Play the Podcast Episode Now
As we start a ‘new era’ for the Pivotal Podcast (actually it’s just that we have gone past episode 200…), Jon Tait makes a very welcome return.
Jon is Director of the Acklam Grange Teaching School in Middlesbrough and joined Paul to talk about ‘flipping’ CPD and how it can be done better.
As a teacher, how do I know what I need to know next?
Jon believes that it’s important to build up a toolbox of strategies and skills for teachers – teachers have to be masters of the content but also be able to access the ‘craft of the classroom’ – different techniques, strategies and skills for different lessons, different students and times of the day.
What should the mix be between CPD for a subject and for techniques and strategies?
Jon says there has been a focus on content CPD over recent years due to changes in the curriculum but the techniques and strategy side is equally important.
“We need more reachers than teachers.”
We need to engage with students, to get them on-board and that doesn’t always come from getting the most highly-qualified people into the profession – they also need to be able to reach the students in an effective way.
How do you organise CPD for staff to meet their personal learning objectives?

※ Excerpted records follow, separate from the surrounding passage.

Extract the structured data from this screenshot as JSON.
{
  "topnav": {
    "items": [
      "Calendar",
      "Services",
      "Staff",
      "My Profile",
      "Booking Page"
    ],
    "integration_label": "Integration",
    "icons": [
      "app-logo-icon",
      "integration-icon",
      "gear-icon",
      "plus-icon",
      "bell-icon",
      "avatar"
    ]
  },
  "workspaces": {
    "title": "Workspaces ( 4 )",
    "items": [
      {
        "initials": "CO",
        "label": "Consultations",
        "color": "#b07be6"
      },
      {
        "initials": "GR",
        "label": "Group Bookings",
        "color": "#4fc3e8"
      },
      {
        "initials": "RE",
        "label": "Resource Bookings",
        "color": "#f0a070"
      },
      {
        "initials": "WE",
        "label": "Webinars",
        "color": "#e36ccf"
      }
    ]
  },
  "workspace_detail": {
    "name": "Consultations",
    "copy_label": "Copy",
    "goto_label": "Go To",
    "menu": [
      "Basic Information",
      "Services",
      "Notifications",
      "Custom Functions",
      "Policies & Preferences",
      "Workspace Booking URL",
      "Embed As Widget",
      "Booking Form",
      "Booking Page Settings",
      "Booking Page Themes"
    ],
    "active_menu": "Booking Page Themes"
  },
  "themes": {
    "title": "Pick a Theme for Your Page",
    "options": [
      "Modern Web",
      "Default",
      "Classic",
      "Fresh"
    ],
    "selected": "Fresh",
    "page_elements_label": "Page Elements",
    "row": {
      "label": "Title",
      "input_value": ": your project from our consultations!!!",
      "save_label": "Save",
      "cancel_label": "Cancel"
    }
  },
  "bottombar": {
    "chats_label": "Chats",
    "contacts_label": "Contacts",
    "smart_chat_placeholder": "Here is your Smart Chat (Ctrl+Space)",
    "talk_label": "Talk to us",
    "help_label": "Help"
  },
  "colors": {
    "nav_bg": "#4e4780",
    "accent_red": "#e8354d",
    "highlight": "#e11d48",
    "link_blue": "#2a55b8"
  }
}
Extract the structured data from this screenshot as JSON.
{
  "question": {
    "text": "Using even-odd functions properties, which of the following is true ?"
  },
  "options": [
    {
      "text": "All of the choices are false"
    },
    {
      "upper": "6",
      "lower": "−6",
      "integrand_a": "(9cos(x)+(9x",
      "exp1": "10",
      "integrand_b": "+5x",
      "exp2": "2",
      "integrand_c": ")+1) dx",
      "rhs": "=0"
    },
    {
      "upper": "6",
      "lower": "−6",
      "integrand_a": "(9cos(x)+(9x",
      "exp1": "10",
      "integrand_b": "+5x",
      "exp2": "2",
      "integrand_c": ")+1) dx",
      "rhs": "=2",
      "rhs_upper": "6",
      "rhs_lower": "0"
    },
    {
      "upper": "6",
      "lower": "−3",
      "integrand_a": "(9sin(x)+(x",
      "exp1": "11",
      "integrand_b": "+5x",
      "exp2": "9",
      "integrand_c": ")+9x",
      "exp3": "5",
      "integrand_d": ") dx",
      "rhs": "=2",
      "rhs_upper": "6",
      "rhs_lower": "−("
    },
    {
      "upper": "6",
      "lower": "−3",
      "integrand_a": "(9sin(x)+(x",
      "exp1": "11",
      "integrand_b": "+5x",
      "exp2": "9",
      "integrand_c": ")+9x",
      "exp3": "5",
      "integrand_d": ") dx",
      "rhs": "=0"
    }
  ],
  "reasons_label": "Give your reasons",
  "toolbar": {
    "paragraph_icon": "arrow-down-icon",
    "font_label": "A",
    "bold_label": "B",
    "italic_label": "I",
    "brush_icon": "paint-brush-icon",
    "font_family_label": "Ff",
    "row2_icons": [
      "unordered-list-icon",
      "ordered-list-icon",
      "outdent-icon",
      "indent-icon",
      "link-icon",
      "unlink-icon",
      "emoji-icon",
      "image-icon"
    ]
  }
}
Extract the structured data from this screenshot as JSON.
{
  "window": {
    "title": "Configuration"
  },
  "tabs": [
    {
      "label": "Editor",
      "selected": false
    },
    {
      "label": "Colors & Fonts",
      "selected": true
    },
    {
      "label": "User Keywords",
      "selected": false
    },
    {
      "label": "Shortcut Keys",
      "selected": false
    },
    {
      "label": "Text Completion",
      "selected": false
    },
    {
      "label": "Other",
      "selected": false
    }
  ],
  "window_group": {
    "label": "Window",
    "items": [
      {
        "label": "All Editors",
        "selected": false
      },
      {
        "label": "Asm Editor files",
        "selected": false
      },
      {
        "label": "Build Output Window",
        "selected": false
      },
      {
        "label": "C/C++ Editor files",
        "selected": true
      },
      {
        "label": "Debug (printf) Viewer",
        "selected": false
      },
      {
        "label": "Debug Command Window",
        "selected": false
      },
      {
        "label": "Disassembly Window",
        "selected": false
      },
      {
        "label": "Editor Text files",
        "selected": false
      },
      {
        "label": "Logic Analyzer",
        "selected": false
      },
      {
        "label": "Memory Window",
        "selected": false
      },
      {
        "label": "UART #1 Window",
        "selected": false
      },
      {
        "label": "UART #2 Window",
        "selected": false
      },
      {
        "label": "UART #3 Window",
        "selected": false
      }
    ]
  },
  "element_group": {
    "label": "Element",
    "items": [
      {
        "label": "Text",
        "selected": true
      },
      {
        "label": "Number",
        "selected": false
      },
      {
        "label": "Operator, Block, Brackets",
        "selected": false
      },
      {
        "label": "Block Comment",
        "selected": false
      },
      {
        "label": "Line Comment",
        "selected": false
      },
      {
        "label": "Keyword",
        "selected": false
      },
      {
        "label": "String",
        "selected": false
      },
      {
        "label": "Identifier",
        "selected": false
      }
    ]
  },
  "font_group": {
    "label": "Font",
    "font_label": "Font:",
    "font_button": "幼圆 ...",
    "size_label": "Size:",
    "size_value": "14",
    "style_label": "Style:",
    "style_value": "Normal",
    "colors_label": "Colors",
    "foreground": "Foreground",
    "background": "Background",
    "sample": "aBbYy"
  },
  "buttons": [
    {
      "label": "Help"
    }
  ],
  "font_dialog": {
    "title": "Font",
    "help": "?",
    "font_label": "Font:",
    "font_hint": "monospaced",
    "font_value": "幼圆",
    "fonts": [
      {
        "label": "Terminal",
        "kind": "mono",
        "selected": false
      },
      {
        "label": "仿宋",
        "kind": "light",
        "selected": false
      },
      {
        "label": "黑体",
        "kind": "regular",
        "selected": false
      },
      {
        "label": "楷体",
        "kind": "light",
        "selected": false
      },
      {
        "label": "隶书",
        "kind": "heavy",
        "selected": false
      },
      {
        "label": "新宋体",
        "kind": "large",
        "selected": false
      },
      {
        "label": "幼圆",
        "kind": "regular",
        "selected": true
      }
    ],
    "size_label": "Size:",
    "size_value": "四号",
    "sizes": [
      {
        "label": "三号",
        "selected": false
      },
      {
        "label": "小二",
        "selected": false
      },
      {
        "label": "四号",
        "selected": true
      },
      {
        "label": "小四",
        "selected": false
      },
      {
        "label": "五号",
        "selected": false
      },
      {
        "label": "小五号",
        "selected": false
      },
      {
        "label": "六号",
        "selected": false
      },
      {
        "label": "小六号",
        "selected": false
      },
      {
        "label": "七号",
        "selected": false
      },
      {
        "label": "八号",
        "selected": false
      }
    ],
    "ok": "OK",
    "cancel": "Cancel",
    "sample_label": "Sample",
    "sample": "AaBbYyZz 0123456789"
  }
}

Jon banned the term ‘CPD’ when he took arrive at Acklam Grange. For him, it has too many negative connotations. He is concerned that a lot of CPD practice would not be tolerated in a classroom with students. He has worked to change the culture around professional development and has developed a brand called ‘AGS Inspire’. All the sessions are delivered in ‘flipped learning’ style. This essentially means that the order of how we teach is reversed and in this context, staff are given content to watch or listen to or read before the training session. This means that, in the session itself, they can spend more time discussing and doing group work on material which has already been learned.
Typically, Jon will send out a shorter than 10 minute video for staff to watch usually of himself speaking to camera explaining a concept or approach. In the face-to-face sessions, the discussion can them be around reactions to the videos, how to apply the technique in the classroom, other points of view etc.
“People learn best when it’s on their own terms, in their own time, when they are ready to learn, not when they are forced to learn.”
What’s the balance between individually-directed CPD and whole-staff?
Acklam Grange still has whole-school professional development – including with outside trainers – when it’s necessary – based on the senior leadership team’s in-depth knowledge of the needs of the staff.
Does technology excite you about the next steps for CPD?
Jon believes it’s most important to have a range of options for staff so everyone has wheat they need. Some teachers would rather read, others would rather watch a video. Technology has opened the door to 24 hour access so teachers who want to access materials in their free periods or at home can do so. If a worker in a manufacturing role had a training need to improve their performance, they wouldn’t be expected to wait for 6 months, so why should a teacher?
What’s the best professional development for a senior leadership team?
Jon says that when you reach senior leadership, it’s very unlikely you will have had any significant leadership development. Leadership is the key to school improvement so it’s very important that leadership development is considered early.
“The better we get in our jobs, the further we move away from what we are good at.”
This is something else which needs to be flipped so emerging leaders get the development they need.
Is social media useful in professional development?
The fact that social media is unfiltered is both the beauty and the danger of it. Jon has found it really positive over the years but he knows it’s possible to get caught in a bubble of like-minded people. You need people who will challenge your own thinking.